Notable “Green” Residents of Mount Auburn
In this installment of the Eternally Green series, we highlight some of the individuals interred at Mount Auburn who were early pioneers in the fight for environmental and conservation causes. Mount Auburn’s present day staff finds inspiration in learning their stories as we move forward in our own efforts to be more sustainable in our cemetery and grounds practices, continue to conserve wildlife habitat and restore native plants.

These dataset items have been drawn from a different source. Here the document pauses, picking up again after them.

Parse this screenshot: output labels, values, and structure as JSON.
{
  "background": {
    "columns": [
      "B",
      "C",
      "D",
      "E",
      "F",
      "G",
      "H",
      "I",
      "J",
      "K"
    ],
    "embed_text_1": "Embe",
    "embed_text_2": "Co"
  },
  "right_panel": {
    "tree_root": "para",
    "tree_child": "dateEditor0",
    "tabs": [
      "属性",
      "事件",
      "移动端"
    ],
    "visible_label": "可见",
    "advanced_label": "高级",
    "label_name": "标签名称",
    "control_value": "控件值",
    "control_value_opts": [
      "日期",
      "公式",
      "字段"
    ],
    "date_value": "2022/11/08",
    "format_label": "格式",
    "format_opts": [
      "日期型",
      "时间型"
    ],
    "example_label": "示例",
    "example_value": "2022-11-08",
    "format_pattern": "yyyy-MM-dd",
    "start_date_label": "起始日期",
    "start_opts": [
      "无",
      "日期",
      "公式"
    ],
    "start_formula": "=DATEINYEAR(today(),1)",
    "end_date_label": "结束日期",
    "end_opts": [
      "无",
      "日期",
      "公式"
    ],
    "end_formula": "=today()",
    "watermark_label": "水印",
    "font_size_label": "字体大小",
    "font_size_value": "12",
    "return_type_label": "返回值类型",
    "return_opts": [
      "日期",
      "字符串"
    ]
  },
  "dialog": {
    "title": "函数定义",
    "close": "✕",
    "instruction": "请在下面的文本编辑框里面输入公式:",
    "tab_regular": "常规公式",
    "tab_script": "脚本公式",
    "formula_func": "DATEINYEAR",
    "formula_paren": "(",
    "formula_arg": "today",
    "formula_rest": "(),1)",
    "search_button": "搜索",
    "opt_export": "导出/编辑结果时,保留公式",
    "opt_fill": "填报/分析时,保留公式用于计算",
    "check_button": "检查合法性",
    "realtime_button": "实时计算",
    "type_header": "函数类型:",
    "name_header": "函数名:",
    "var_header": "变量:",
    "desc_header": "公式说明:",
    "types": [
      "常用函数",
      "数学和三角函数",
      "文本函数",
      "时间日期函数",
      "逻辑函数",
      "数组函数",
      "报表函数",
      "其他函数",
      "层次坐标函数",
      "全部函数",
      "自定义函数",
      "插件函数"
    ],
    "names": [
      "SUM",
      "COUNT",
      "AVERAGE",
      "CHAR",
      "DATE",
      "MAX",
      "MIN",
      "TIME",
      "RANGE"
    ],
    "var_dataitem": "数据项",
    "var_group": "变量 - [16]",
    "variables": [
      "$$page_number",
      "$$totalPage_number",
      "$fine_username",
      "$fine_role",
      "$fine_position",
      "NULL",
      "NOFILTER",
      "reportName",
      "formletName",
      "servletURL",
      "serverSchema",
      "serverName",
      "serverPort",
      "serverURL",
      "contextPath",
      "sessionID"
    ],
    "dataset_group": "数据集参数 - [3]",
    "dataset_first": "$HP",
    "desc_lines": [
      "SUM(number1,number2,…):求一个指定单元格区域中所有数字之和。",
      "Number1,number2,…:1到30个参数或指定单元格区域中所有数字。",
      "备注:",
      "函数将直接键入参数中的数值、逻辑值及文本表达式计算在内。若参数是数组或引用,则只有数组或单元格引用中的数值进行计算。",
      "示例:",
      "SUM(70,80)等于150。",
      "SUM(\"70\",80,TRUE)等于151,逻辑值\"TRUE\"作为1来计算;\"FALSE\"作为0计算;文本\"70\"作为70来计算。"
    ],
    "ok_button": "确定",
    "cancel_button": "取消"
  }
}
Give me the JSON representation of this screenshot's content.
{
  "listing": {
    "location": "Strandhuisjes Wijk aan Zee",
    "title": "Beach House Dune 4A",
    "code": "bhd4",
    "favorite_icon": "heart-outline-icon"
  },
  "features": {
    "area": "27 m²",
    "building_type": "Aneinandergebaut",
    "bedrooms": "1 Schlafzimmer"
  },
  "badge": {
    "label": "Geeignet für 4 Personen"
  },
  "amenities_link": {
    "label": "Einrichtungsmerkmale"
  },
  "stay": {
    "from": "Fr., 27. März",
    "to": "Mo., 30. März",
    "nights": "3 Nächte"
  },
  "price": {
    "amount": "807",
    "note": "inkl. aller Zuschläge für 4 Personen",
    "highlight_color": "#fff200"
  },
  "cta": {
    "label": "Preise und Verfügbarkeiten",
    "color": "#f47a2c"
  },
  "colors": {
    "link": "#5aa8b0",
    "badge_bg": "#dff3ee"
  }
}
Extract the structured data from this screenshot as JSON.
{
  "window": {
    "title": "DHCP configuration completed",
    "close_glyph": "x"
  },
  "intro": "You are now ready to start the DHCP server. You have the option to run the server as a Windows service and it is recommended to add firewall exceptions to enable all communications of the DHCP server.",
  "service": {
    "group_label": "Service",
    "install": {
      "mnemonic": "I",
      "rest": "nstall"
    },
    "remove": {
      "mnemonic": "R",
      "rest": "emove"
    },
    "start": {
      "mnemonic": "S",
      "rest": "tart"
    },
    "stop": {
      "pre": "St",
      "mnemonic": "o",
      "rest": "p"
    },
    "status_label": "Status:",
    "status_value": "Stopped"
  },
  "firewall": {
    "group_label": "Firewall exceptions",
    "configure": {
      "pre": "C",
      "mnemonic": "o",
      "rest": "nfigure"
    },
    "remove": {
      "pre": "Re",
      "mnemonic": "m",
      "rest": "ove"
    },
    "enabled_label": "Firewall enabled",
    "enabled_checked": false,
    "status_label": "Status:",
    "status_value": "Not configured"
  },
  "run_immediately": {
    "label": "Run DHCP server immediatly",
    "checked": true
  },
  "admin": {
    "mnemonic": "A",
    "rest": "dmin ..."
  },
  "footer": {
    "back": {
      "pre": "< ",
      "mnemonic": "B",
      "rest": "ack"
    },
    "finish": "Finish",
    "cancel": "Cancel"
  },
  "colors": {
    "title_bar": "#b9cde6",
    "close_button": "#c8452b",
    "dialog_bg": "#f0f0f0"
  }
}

Jacob Bigelow (1787 – 1879), one of Mount Auburn’s founders, naturally had much to say on the topic of burial. Many of the methods he promoted are in line with what we now call “green burials.” He believed in burials without the use of embalming fluids or other attempts to delay decomposition and spoke eloquently the natural circle of life “The elements which have once moved and circulated in living frames do not become extinct nor useless after death: they offer themselves as the materials from which other living frames are to be constructed.” Additionally, by establishing a Cemetery on this parcel of land he preserved the natural beauty of the landscape, including 23 oak trees still standing that predate the founding of the Cemetery. For more on Natural Burials at Mount Auburn please see the Fall/Winter 2011 issue of Sweet Auburn. Jacob Bigelow is buried on Beech Avenue Lot #113.
William Brewster (1851 – 1919) is a notable ornithologist as well as an early naturalist and conservationist. Brewster recorded the diverse bird life in Cambridge, Concord, and greater New England. He helped to organize the Nuttall Ornithological Club (1873) and the American Ornithologists’ Union (1883), and served as president of both groups. Through his study of birds he witnessed many environmental changes that caused him to advocate for the preservation of bird habitat. He also served as the first president of the Massachusetts Audubon Society following its formation in 1896. William Brewster is buried on Larch Avenue, Lot #1099.
Harriett Lawrence Hemenway (1858 – 1960) is the founder of the Massachusetts Audubon Society. After reading an article describing in graphic detail the effects of a plume hunter’s rampage in the name of fashion, Hemenway and her cousin Minna Hall put a plan into action. They founded the Massachusetts Audubon Society and invited groups of women to tea and convinced 900 of them to give up wearing feathered hats. By also engaging prominent men in their cause they were able to get a law passed in 1897 in Massachusetts that outlawed trading wild bird feathers. After that victory they focused on preserving habitat and creating sanctuaries for native birds. Today the Mass Audubon is the largest conservation organization in New England, with 100,000 members and 34,000 acres of conservation land. Hemenway is buried in the family lot on Thistle Path, Lot #1463.
Charles Eliot (1859 – 1897) was a prominent landscape architect. Although he died at only 37 from meningitis, he accomplished many things in his short life including designing a number of public landscapes and having a central role in shaping the Boston Metropolitan Park System. He also wrote to defend a stand of oak trees in Belmont and argued for scenic conservation in the same way books and art are preserved which led to the formation of the Trustees of Reservations. After his death, Eliot’s father, Harvard President Charles W. Eliot, helped to create Acadia National Park in his son’s honor. He had found writings by his son that passionately called for the conservation of the Maine coast. Charles Eliot is buried on Amethyst Path, Lot #5417.
Gertrude Beals Bourne (1868 – 1962) beautified and greened the city of Boston. A prominent watercolor artist of the day and resident of Beacon Hill, at age 60 in 1928, she gathered up 24 neighbors and founded the Beacon Hill Garden Club. This effort to enhance the tiny green spaces in Boston gathered a lot of support. Through garden tours the group was able to fund window box projects for children and foster future generations of gardeners and lovers of urban green spaces. The Beacon Hill Garden Club is still an active organization. Gertrude Beals Bourne is buried on Western Avenue, Lot #7915.
Eleanor Raymond (1887 – 1989), an architect who specialized in residential housing had a hand in a very important first for alternative energy. She designed a five-room house that was the first successful solar-heated occupied house. Located in Dover, MA the project was sponsored by sculptor Amelia Peabody and the heating unit was designed by Dr. Maria Telkes. A cousin of Dr. Telkes lived in the house with his wife and child for three years. In addition to the Dover Sun House, Raymond was involved in many renovation and remodeling jobs in the Cambridge area. Raymond was elected a fellow of the American Institute of Architects in 1961. She is buried on Greenbrier Path, Lot #637.